Categorized | Health

State receives $3.14M for services focused on child health and development

MEDIA RELEASE

The Maternal and Child Health Branch of the State Department of Health (DOH) has received a $3.14 million federal grant from the U.S. Department of Health and Human Services (HHS) for nurses, social workers, or other professionals to meet with at-risk families in their homes, evaluate the families’ circumstances, and connect families to the kinds of help that can make a real difference in a child’s health, development, and ability to learn.

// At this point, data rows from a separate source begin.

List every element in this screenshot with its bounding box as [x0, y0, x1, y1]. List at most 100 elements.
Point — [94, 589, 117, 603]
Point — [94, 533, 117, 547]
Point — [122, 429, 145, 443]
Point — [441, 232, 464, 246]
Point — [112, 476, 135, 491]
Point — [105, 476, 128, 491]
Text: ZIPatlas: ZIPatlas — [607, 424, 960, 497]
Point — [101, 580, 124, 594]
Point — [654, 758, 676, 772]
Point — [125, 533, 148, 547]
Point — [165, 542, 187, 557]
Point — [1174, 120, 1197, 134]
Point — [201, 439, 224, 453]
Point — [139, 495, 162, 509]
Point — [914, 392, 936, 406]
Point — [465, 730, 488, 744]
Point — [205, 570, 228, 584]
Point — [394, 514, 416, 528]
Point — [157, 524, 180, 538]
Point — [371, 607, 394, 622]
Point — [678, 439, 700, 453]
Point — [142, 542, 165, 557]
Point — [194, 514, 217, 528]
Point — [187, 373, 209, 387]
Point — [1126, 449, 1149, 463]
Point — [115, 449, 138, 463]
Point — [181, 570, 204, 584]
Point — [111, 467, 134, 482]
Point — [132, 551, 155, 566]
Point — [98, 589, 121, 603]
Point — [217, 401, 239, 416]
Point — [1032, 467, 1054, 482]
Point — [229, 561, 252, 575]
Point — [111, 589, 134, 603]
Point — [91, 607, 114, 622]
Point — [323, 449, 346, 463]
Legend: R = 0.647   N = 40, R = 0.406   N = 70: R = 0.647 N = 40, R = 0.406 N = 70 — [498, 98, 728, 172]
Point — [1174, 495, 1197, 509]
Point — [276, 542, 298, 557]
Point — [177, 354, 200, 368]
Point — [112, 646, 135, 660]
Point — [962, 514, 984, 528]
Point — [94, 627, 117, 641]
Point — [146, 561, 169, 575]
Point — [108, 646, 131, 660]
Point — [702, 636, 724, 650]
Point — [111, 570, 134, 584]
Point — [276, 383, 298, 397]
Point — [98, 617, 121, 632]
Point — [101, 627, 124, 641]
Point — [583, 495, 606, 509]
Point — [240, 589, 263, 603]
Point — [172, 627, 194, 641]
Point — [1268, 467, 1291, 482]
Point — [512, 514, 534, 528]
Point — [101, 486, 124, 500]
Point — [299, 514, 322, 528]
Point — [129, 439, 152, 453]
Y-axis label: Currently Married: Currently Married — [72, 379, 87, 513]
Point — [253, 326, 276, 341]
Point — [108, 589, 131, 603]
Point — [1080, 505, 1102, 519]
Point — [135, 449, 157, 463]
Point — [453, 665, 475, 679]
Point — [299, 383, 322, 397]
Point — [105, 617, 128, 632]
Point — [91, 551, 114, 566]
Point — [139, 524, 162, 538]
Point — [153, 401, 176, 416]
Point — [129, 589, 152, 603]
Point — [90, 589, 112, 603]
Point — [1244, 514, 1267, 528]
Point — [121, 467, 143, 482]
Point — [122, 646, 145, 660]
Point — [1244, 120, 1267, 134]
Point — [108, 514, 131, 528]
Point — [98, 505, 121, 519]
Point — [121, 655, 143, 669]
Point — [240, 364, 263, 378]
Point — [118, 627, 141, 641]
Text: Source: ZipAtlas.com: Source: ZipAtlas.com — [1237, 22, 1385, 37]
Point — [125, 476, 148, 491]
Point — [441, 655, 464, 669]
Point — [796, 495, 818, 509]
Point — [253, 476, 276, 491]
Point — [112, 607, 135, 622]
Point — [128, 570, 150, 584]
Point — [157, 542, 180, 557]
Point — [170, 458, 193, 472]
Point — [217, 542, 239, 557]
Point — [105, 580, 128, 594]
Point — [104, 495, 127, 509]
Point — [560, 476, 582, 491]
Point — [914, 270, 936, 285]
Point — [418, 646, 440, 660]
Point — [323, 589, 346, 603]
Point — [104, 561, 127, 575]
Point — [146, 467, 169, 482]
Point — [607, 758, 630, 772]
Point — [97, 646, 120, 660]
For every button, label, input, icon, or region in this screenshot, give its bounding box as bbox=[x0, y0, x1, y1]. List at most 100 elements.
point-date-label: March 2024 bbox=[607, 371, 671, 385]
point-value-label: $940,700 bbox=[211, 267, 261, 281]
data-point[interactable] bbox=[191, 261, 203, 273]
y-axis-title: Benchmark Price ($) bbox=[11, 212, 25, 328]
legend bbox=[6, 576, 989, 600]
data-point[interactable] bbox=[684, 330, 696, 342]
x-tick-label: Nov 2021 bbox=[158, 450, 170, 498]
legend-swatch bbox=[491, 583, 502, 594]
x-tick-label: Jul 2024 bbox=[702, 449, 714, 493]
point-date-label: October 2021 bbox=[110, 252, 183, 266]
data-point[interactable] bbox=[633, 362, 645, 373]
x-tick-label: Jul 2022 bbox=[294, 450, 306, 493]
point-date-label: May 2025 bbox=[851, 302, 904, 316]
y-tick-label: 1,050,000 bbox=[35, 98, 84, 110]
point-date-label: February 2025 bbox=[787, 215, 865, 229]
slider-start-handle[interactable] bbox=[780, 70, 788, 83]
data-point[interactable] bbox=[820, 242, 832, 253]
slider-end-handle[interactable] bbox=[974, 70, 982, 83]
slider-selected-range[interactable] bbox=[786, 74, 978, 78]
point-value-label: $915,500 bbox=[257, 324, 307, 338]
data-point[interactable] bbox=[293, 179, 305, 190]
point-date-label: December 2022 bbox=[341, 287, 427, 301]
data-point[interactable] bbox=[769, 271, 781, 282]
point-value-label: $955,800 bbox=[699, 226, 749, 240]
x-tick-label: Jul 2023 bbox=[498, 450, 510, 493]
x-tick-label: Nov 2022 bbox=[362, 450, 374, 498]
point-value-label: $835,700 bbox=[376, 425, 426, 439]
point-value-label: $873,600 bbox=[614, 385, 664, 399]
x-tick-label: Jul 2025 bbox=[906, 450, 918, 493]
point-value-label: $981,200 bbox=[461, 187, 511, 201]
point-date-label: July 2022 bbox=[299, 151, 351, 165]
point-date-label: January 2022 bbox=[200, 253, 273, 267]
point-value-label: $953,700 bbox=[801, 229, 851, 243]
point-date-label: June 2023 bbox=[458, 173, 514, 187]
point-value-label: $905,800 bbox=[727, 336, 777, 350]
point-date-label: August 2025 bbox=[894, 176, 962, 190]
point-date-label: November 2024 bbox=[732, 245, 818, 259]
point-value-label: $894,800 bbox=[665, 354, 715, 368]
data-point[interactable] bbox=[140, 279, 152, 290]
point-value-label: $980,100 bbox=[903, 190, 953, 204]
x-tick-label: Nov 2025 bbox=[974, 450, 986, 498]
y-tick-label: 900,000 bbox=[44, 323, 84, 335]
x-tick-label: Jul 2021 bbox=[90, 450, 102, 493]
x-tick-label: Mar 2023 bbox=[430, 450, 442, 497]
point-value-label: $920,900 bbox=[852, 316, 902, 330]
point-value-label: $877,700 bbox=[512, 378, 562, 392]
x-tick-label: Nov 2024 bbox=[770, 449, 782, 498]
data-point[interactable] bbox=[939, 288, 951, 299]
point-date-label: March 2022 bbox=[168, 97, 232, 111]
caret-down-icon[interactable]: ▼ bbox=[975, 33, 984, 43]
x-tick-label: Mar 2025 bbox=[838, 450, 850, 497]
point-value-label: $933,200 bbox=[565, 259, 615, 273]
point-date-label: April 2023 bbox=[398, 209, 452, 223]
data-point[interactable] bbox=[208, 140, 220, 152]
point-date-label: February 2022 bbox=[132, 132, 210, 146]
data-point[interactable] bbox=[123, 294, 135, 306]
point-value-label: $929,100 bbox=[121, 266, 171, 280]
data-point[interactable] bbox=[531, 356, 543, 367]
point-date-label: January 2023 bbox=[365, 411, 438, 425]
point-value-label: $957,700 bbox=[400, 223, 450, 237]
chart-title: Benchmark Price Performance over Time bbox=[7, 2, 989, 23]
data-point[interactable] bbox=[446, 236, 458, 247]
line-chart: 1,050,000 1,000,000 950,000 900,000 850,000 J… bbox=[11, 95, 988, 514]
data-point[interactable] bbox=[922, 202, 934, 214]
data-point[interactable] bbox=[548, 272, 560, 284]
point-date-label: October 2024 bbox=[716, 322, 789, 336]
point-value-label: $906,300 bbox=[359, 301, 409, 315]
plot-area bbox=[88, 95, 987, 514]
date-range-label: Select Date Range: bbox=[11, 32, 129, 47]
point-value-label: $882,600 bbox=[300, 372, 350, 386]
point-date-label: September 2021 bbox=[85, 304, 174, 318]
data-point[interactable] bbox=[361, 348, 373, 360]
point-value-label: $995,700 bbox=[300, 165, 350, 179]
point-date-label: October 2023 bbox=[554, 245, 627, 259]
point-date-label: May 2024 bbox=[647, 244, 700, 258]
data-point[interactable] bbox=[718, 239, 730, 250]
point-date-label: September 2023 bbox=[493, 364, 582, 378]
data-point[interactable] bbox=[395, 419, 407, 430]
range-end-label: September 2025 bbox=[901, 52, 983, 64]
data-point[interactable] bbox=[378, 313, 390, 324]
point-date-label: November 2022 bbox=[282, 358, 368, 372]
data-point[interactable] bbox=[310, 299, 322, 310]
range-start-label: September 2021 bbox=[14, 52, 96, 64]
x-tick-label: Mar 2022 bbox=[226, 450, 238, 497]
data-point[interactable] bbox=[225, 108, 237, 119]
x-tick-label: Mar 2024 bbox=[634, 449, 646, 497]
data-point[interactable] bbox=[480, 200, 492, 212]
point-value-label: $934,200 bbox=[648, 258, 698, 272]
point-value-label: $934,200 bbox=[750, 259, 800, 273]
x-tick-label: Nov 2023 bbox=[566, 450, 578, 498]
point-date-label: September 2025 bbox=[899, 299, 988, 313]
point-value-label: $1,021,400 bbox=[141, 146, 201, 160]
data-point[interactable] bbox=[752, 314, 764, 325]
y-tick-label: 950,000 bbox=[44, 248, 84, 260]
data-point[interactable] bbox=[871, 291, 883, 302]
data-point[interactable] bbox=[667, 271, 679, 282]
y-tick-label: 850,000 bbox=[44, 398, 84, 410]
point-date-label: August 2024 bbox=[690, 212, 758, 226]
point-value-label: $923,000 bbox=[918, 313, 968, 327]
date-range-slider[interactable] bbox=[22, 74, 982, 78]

The DOH currently funds two home visiting programs that provide services to 295 children in the areas of Hilo/Puna on the Big Island of Hawai‘i and Ewa/Waianae on O‘ahu. The new federal grant will expand services to all counties by 2014 by providing government support to existing privately-funded programs to increase their capacity — potentially supporting 4,000 additional young children in Hawai‘i.

“This new federal grant will increase and enhance home visiting services for our keiki from birth to three years of age, at a time when they and their families are most vulnerable and in need of support,” said Health Director Loretta Fuddy. “Addressing the needs of our youngest children is the best investment we can make for a strong and healthy state.”

Hawai‘i was one of only 13 states to receive a grant from the Maternal, Infant, and Early Childhood Home Visiting (MIECHV) Program of HHS among the 49 states competing for the funding.

Successful home visiting programs are multi-faceted, providing services in the health, child protection, early education, and social services arenas based on a holistic assessment of what families may or may not need. These services promote maternal, infant, and early childhood health, safety and development by supporting strong parent-child relationships, and teaching responsible parenting. Home visiting programs also can reduce child abuse and increase rates of parental employment.

Hawaii’s home visiting project is administered through the Maternal and Child Health Branch of DOH, which oversees a statewide system of services to reduce health disparities for women, children, and families. The Maternal and Child Health Branch provides services for women and children which includes contracting for health services for prenatal care, family planning, domestic violence, and child health.